Pointé du doigt depuis plusieurs années en France pour sa dangerosité sur la santé, le bisphénol A (BPA) fait à nouveau parler de lui. Après en avoir trouvé la trace dans de nombreux objets de notre quotidien tels que les biberons, les boîtes de conserve, les ordinateurs ou encore les tickets de caisse, on aurait détecté sa présence dans l'eau potable. Particulièrement inquiétante, l'information a été révélée en fin de semaine dernière par le Réseau Environnement Santé (RES) et les ONG Chemsec (International Chemical Secretariat) et WECF (Women in Europe for a Common Future).
Les trois structures se sont unies d'une même voix pour alerter sur les éventuels risques de migration du bisphénol A de nos canalisations à notre eau potable. De plus en plus souvent en effet, il arrive que l'on procède au
"gainage" (ou
"relining") des canalisations d'eau potable abîmées plutôt qu'à leur remplacement.

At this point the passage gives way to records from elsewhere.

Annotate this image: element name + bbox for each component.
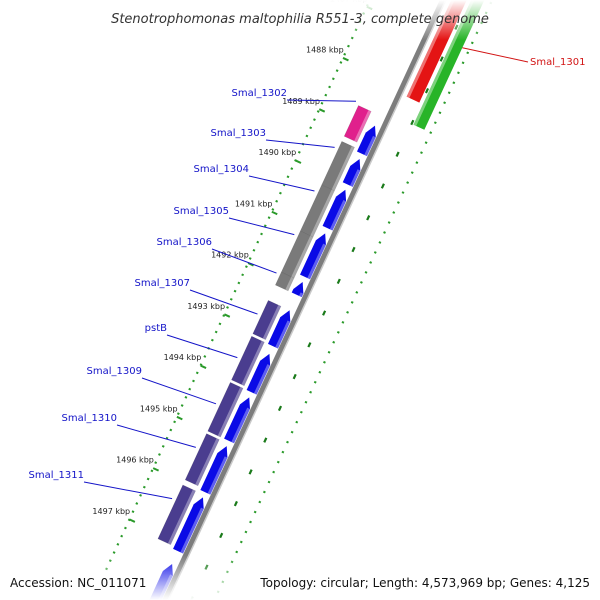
tick-mark bbox=[271, 210, 278, 216]
gene-bar-smal-1303-highlight[interactable] bbox=[331, 146, 355, 191]
blue-forward-arrow-bevel bbox=[180, 507, 204, 554]
leader-line-smal-1301 bbox=[462, 47, 529, 63]
gene-bar-smal-1302[interactable] bbox=[343, 105, 372, 143]
backbone-highlight bbox=[167, 0, 447, 600]
gene-bar-pstb[interactable] bbox=[231, 335, 265, 387]
blue-forward-arrow-bevel bbox=[207, 456, 228, 495]
blue-forward-arrow[interactable] bbox=[342, 158, 361, 187]
leader-line-smal-1306 bbox=[211, 248, 277, 274]
leader-line-pstb bbox=[166, 334, 238, 359]
blue-forward-arrow[interactable] bbox=[322, 189, 347, 231]
gene-bar-smal-1310-highlight[interactable] bbox=[195, 438, 220, 486]
tick-mark bbox=[247, 262, 254, 267]
blue-forward-arrow[interactable] bbox=[300, 233, 326, 280]
gene-label-smal-1306[interactable]: Smal_1306 bbox=[157, 237, 212, 248]
tick-mark bbox=[295, 159, 302, 164]
blue-forward-arrow[interactable] bbox=[356, 125, 376, 157]
tick-mark bbox=[318, 108, 326, 113]
gene-bar-smal-1302-highlight[interactable] bbox=[354, 110, 372, 143]
tick-label: 1497 kbp bbox=[92, 507, 130, 516]
blue-forward-arrow-bevel bbox=[231, 407, 250, 444]
right-dashed-track bbox=[190, 0, 471, 600]
blue-forward-arrow-bevel bbox=[364, 135, 376, 157]
map-title: Stenotrophomonas maltophilia R551-3, com… bbox=[111, 12, 489, 27]
gene-bar-smal-1307-highlight[interactable] bbox=[262, 304, 281, 340]
blue-forward-arrow[interactable] bbox=[224, 397, 250, 444]
leader-line-smal-1303 bbox=[265, 139, 335, 148]
gene-bar-smal-1307[interactable] bbox=[252, 299, 282, 340]
blue-forward-arrow[interactable] bbox=[246, 353, 271, 395]
gene-bar-smal-1306-highlight[interactable] bbox=[285, 276, 295, 291]
gene-label-smal-1310[interactable]: Smal_1310 bbox=[62, 413, 117, 424]
top-fade bbox=[0, 0, 600, 40]
gene-bar-smal-1304[interactable] bbox=[299, 184, 335, 238]
gene-label-smal-1311[interactable]: Smal_1311 bbox=[29, 470, 84, 481]
gene-label-smal-1307[interactable]: Smal_1307 bbox=[135, 278, 190, 289]
gene-label-smal-1303[interactable]: Smal_1303 bbox=[211, 128, 266, 139]
gene-bar-smal-1311[interactable] bbox=[157, 484, 196, 546]
gene-label-smal-1304[interactable]: Smal_1304 bbox=[194, 164, 249, 175]
gene-bar-smal-1310[interactable] bbox=[184, 433, 220, 487]
gene-bar-smal-1309[interactable] bbox=[207, 382, 244, 438]
tick-label: 1491 kbp bbox=[235, 199, 273, 208]
blue-forward-arrow-bevel bbox=[307, 243, 326, 280]
tick-label: 1494 kbp bbox=[164, 353, 202, 362]
leader-line-smal-1305 bbox=[228, 217, 295, 236]
gene-label-smal-1301[interactable]: Smal_1301 bbox=[530, 57, 585, 68]
tick-label: 1490 kbp bbox=[259, 148, 297, 157]
blue-forward-arrow[interactable] bbox=[200, 446, 228, 495]
tick-mark bbox=[152, 467, 160, 472]
leader-line-smal-1302 bbox=[286, 99, 357, 102]
blue-forward-arrow-bevel bbox=[349, 169, 361, 187]
leader-line-smal-1309 bbox=[141, 377, 217, 405]
gene-bar-smal-1304-highlight[interactable] bbox=[310, 189, 335, 238]
tick-mark bbox=[176, 415, 183, 421]
blue-forward-arrow-bevel bbox=[329, 200, 347, 231]
tick-label: 1496 kbp bbox=[116, 456, 154, 465]
tick-mark bbox=[223, 313, 231, 318]
tick-label: 1493 kbp bbox=[187, 302, 225, 311]
blue-forward-arrow-bevel bbox=[253, 364, 271, 395]
gene-bar-smal-1306[interactable] bbox=[274, 271, 295, 292]
accession-text: Accession: NC_011071 bbox=[10, 576, 147, 590]
tick-label: 1495 kbp bbox=[140, 404, 178, 413]
gene-bar-smal-1309-highlight[interactable] bbox=[217, 387, 244, 437]
leader-line-smal-1307 bbox=[189, 289, 258, 315]
gene-label-smal-1305[interactable]: Smal_1305 bbox=[174, 206, 229, 217]
bottom-fade bbox=[0, 555, 600, 600]
gene-label-smal-1309[interactable]: Smal_1309 bbox=[87, 366, 142, 377]
gene-label-pstb[interactable]: pstB bbox=[145, 323, 167, 334]
topology-text: Topology: circular; Length: 4,573,969 bp… bbox=[260, 576, 590, 590]
tracks-layer bbox=[104, 0, 493, 600]
blue-forward-arrow[interactable] bbox=[173, 497, 204, 554]
tick-label: 1488 kbp bbox=[306, 46, 344, 55]
blue-forward-arrow[interactable] bbox=[291, 282, 304, 298]
tick-mark bbox=[200, 364, 207, 369]
backbone-line bbox=[162, 0, 446, 600]
gene-bar-smal-1311-highlight[interactable] bbox=[167, 489, 196, 545]
blue-forward-arrow-bevel bbox=[298, 292, 304, 298]
blue-forward-arrow[interactable] bbox=[267, 310, 291, 349]
tick-label: 1489 kbp bbox=[282, 97, 320, 106]
gene-bar-pstb-highlight[interactable] bbox=[241, 340, 265, 386]
blue-forward-arrow-bevel bbox=[275, 320, 291, 349]
tick-mark bbox=[342, 57, 349, 62]
leader-line-smal-1304 bbox=[248, 175, 315, 192]
gene-label-smal-1302[interactable]: Smal_1302 bbox=[232, 88, 287, 99]
gene-bar-smal-1305-highlight[interactable] bbox=[291, 235, 314, 279]
tick-mark bbox=[129, 518, 136, 523]
leader-line-smal-1311 bbox=[83, 481, 173, 500]
genes-layer bbox=[149, 0, 485, 600]
leader-line-smal-1310 bbox=[116, 424, 196, 448]
tick-label: 1492 kbp bbox=[211, 251, 249, 260]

Moins onéreuse que l'ancienne, cette nouvelle technique consiste à réhabiliter les conduits en utilisant une résine époxy. Or, il se trouve que cette résine contient souvent du BPA - substance qui, à forte dose, est très fortement suspectée d'entraîner des pathologies telles que le cancer, des problèmes de fertilité ou encore des maladies cardiaques - ou du Bisphénol A Diglycidyl Ether (BADGE), substance pouvant elle aussi libérer du BPA. D'où l'inquiétude des défenseurs de l'environnement.

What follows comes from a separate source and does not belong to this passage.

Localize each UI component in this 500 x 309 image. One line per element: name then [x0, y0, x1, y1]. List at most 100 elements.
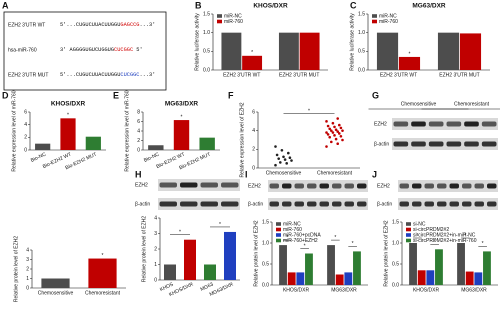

"Des analyses doivent être menées pour déterminer le niveau de produits chimiques dangereux qui migrent dans l'eau potable à partir de canalisations gainées par relining", sollicite le Réseau Environnement Santé.
Si les associations sont aussi inquiètes, c'est que la migration du BPA de certains produits à l'homme - d'ailleurs son utilisation est interdite dans la fabrication des biberons depuis janvier 2011 - a été reconnue et que l'eau potable puisse devenir l'un des nouveaux vecteurs de transmission de la substance.

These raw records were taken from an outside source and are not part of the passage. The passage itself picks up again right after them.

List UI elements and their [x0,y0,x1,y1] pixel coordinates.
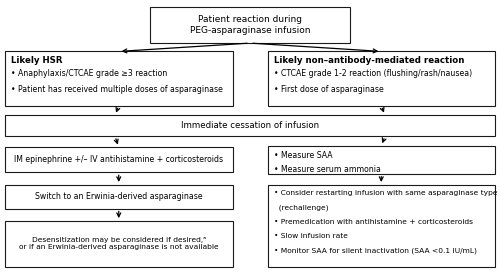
Text: • CTCAE grade 1-2 reaction (flushing/rash/nausea): • CTCAE grade 1-2 reaction (flushing/ras… [274,69,471,78]
Text: • Consider restarting infusion with same asparaginase type: • Consider restarting infusion with same… [274,190,497,196]
FancyBboxPatch shape [5,185,232,208]
Text: Immediate cessation of infusion: Immediate cessation of infusion [181,121,319,130]
Text: Likely non–antibody-mediated reaction: Likely non–antibody-mediated reaction [274,56,464,65]
Text: • Premedication with antihistamine + corticosteroids: • Premedication with antihistamine + cor… [274,219,472,225]
FancyBboxPatch shape [268,51,495,106]
Text: • Patient has received multiple doses of asparaginase: • Patient has received multiple doses of… [11,85,223,93]
Text: • First dose of asparaginase: • First dose of asparaginase [274,85,384,93]
Text: • Anaphylaxis/CTCAE grade ≥3 reaction: • Anaphylaxis/CTCAE grade ≥3 reaction [11,69,167,78]
FancyBboxPatch shape [268,146,495,174]
Text: Patient reaction during
PEG-asparaginase infusion: Patient reaction during PEG-asparaginase… [190,15,310,35]
FancyBboxPatch shape [150,7,350,43]
FancyBboxPatch shape [268,185,495,267]
FancyBboxPatch shape [5,51,232,106]
FancyBboxPatch shape [5,147,232,172]
FancyBboxPatch shape [5,115,495,136]
Text: • Monitor SAA for silent inactivation (SAA <0.1 IU/mL): • Monitor SAA for silent inactivation (S… [274,248,476,254]
FancyBboxPatch shape [5,221,232,267]
Text: • Measure SAA: • Measure SAA [274,151,332,160]
Text: • Slow infusion rate: • Slow infusion rate [274,233,347,239]
Text: (rechallenge): (rechallenge) [274,204,328,211]
Text: Switch to an Erwinia-derived asparaginase: Switch to an Erwinia-derived asparaginas… [35,192,202,201]
Text: IM epinephrine +/– IV antihistamine + corticosteroids: IM epinephrine +/– IV antihistamine + co… [14,155,224,164]
Text: Desensitization may be considered if desired,ᵃ
or if an Erwinia-derived asparagi: Desensitization may be considered if des… [19,237,218,250]
Text: • Measure serum ammonia: • Measure serum ammonia [274,165,380,174]
Text: Likely HSR: Likely HSR [11,56,63,65]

"En Allemagne, rapporte ainsi le RES,
des niveaux de BPA allant jusqu'à 280 ug/l ont été mesurés dans les canalisations d'eau chaude à la suite d'une opération de gainage dont la mise en oeuvre a présenté des dysfonctionnements. Ces niveaux se situaient largement au-dessus du seuil des 30 ug/litren approuvé en Allemagne pour le passage du BPA dans l'eau potable". Les mêmes augmentations anormales ont été détectées lorsque la résine n'a pas été mélangée ou n'a pas disposé d'un temps de séchage suffisamment long ou, encore, que l'eau est portée à 70°C. Les ONG s'appuient également sur des études qui montrent que
"la diffusion du BPA augmente avec la dégradation des résines au cours du temps".
Sachant que la présence de BPA devrait être interdite dans tous les objets en contact avec les aliments à partir de 2014, le RES et les deux ONG invitent donc les pouvoirs publics à réglementer au plus vite l'utilisation du BPA avec les produits en contact avec de l'eau potable. Et de citer, en exemple, la Fédération Suédoise de Construction qui a émis un avis défavorable sur le gainage exécuté avec des plastiques époxy.
Les entreprises qui procèdent au gainage sont, quant à elles, priées de communiquer de manière
"plus exhaustive" concernant les substances utilisées dans leurs opérations de gainage et à mettre en place des d'autres solutions que la résine époxy. Matériaux à base de polyester, de polyuréthane sans BPA, résines fabriquées à partir de silicone... D'après les associations, de nombreuses alternatives existent.